Lately, Islamist rebels of the Jaish al-Fatah coalition have retaken a lot of territory in southern Aleppo, thus overturning the Syrian Arab Army’s (SAA) ambitions of reaching an isolated government enclave in Idlib.
Starting on April 1, Jabhat al-Nusra and allied rebel groups seized the strategic high point of Al-Eis in a move some deemed a breach of the U.N. brokered Syrian ceasefire.
Little more than a month later, Jaish al-Fatah insurgents redeployed much of their armored vehicles for an offensive around Khan Touman, which was captured on May 5.

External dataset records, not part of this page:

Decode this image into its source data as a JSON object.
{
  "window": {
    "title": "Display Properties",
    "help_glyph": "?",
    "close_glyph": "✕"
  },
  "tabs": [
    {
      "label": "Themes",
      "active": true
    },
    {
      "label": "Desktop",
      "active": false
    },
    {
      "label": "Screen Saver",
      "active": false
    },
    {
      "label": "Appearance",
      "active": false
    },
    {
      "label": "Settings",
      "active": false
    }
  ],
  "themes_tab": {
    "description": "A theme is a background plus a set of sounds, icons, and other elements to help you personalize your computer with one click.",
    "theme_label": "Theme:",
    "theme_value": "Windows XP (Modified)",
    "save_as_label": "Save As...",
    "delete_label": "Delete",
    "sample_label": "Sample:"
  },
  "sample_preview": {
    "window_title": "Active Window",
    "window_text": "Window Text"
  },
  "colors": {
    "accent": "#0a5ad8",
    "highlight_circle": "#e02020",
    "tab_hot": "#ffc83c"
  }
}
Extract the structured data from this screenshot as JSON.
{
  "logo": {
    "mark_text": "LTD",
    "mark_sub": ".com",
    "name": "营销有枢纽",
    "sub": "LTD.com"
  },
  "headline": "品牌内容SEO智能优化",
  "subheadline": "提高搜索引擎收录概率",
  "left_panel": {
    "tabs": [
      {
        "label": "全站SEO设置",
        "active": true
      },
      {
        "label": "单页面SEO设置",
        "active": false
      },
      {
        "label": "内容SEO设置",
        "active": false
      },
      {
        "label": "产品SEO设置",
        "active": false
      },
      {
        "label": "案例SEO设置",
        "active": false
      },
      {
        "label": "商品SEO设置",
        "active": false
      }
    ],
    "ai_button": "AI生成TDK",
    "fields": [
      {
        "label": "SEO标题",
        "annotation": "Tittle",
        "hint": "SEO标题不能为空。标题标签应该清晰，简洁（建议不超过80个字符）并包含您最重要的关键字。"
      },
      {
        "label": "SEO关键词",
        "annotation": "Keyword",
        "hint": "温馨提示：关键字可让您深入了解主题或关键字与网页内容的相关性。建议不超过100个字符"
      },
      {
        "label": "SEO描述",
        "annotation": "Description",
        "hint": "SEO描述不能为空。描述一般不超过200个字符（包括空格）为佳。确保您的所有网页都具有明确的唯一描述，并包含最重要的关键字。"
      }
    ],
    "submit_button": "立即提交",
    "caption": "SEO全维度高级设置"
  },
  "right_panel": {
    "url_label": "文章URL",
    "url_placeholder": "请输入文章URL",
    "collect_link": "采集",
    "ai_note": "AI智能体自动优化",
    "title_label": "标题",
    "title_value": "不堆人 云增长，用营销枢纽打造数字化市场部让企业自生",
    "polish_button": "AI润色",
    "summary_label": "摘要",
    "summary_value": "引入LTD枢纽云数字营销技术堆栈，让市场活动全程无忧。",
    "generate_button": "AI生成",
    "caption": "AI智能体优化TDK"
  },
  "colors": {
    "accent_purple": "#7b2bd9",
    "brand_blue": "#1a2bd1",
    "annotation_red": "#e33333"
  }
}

Meanwhile, a further 7 villages have also been lost by the SAA and its allies, some of which were taken in clashes over the past few days.
The southern Aleppo front is somewhat under-prioritized by the SAA’s Military High Command as it relies heavily on paramilitary groups to do the dirty work in fending off rebel fighters.
Recently, Hezbollah has redeployed much of its forces from the East Ghouta (Damascus) to southern Aleppo in an attempt check further Jaish al-Fatah gains.
For both sides, southern Aleppo represents an important buffer zone to areas held in Idlib and Aleppo respectively.
The next target of the ongoing Islamist offensive is presumably Hader, a large town near al-Eis which was captured during a large-scale government offensive in late 2015.